EPA Regional Administrator Judith Enck stated that samples taken by a third party before the demolition of the Glory Days building “were analyzed by [the] EPA and found to contain asbestos.”
The $50k demolition occurred due to the roof and third floor collapsing in July 2014. Property owner Glory Ventures LLC of New Jersey paid for the construction. Yet, the cost to properly remove the asbestos-containing debris is estimated at $500k.
U.S. Senator Charles Schumer D-N.Y. saw the site and all of its rubble in December and helped Herkimer Village contact the EPA regarding the situation.
“EPA seeks to have polluters pay for cleanups and will contact the owner of the hotel property to determine if she can pay for or conduct the cleanup. If the property owner is unable or unwilling to do so, EPA will conduct the cleanup,” said Enck.
Herkimer Village Mayor Anthony Brindisi commented on the Glory Days site receiving EPA Superfund assistance, saying, “This means that the cleanup will be taken care of at no cost to us or the tax payers. We couldn’t be happier to hear this.”

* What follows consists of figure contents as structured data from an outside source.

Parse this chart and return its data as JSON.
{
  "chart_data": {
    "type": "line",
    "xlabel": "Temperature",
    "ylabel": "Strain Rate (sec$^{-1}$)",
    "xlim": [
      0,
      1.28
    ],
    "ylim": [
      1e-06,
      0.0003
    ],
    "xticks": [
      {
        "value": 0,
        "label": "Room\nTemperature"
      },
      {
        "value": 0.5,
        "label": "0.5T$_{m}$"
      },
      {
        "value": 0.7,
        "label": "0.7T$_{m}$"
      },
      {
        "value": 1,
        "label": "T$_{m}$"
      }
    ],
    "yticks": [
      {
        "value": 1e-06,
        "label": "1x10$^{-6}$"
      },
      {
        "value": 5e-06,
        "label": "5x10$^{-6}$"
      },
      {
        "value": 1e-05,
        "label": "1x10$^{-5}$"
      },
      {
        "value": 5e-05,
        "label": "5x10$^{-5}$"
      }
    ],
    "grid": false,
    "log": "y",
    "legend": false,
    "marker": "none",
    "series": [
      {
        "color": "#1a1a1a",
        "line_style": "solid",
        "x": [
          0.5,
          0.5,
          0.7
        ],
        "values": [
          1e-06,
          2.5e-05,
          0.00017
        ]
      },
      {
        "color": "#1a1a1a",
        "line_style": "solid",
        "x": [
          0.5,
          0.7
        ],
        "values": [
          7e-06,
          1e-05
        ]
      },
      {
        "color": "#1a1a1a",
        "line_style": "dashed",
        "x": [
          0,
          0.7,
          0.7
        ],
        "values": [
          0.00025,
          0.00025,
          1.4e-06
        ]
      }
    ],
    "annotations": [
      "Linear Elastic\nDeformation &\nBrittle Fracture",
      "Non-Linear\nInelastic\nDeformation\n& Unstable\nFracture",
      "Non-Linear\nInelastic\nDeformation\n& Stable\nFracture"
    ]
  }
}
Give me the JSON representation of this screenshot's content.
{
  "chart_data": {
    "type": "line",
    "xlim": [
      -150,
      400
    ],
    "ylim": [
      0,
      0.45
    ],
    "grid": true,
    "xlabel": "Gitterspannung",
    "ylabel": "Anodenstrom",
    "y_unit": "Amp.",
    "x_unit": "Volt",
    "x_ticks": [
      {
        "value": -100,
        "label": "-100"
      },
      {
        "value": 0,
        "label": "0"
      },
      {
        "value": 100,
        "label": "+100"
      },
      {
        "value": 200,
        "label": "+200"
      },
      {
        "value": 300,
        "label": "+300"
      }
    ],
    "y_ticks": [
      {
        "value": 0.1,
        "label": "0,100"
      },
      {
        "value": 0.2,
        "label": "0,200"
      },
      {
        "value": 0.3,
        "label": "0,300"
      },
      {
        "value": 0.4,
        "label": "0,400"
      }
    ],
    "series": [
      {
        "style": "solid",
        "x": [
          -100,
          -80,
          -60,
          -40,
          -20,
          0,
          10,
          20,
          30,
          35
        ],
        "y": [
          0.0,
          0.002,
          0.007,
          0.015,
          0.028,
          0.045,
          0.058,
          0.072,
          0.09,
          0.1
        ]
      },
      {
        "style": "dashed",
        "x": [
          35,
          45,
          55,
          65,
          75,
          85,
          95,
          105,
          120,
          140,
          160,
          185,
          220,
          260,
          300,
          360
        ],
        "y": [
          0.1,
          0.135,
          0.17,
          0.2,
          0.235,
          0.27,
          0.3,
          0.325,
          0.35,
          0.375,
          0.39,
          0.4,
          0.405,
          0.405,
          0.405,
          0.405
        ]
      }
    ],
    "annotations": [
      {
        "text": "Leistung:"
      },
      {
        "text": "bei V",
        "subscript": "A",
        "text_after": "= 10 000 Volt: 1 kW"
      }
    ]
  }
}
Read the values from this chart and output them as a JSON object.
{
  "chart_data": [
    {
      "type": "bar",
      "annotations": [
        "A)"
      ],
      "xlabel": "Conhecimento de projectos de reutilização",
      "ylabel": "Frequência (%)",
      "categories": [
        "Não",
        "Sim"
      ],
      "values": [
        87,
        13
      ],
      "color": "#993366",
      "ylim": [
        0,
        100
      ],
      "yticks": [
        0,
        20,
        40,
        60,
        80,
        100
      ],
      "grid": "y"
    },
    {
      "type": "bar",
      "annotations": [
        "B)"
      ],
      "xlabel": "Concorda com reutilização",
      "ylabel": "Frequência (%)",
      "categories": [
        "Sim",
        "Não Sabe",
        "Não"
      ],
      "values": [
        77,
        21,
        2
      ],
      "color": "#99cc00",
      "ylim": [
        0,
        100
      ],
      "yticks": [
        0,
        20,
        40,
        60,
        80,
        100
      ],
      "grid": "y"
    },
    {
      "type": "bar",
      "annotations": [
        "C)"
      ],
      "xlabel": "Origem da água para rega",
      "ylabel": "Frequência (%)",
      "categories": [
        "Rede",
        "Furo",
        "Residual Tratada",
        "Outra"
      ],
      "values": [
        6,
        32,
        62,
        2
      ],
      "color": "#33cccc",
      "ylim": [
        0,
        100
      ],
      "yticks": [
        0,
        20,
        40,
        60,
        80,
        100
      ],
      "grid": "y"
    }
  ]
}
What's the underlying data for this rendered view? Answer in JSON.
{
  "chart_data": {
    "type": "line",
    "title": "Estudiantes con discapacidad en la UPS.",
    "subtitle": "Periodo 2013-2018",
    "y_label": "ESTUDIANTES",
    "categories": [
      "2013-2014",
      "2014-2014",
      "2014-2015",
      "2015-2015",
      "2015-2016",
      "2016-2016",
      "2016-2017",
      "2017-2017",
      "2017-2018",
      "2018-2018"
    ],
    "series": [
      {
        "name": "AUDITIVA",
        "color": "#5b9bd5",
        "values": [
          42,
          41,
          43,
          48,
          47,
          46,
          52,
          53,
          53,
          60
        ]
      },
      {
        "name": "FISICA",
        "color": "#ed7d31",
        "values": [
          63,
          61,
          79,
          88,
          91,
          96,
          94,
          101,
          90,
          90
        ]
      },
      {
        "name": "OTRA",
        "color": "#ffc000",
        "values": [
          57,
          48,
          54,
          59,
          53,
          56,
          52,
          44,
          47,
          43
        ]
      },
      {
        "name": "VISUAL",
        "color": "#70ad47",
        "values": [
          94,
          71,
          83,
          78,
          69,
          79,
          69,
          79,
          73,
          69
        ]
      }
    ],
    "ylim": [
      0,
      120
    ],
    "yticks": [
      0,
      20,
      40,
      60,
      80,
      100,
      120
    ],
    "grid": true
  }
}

The Glory Days building used to be the General Herkimer Hotel where the infamous Kurt Meyers situated himself after killing four people and wounding two more in a shooting in March 2013. During a shootout with the police’s tactical unit raid on March 14, 2013, Meyers died.
The EPA is no stranger in dealing with asbestos-tainted Superfund sites. Another EPA Superfund site infamous for its asbestos exposure is the town of Libby, Montana. The company responsible for the exposure, W.R. Grace & Company, operated an asbestos mine for years.
W.R. Grace & Co. became well known for illegally dumping industrial waste containing asbestos at several of their facilities in Libby. As a result, nearly half of the population in Libby has been diagnosed with asbestos disease in addition to the 200 who have already died as a result of exposure. Most recently, a $540 million cleanup plan was approved.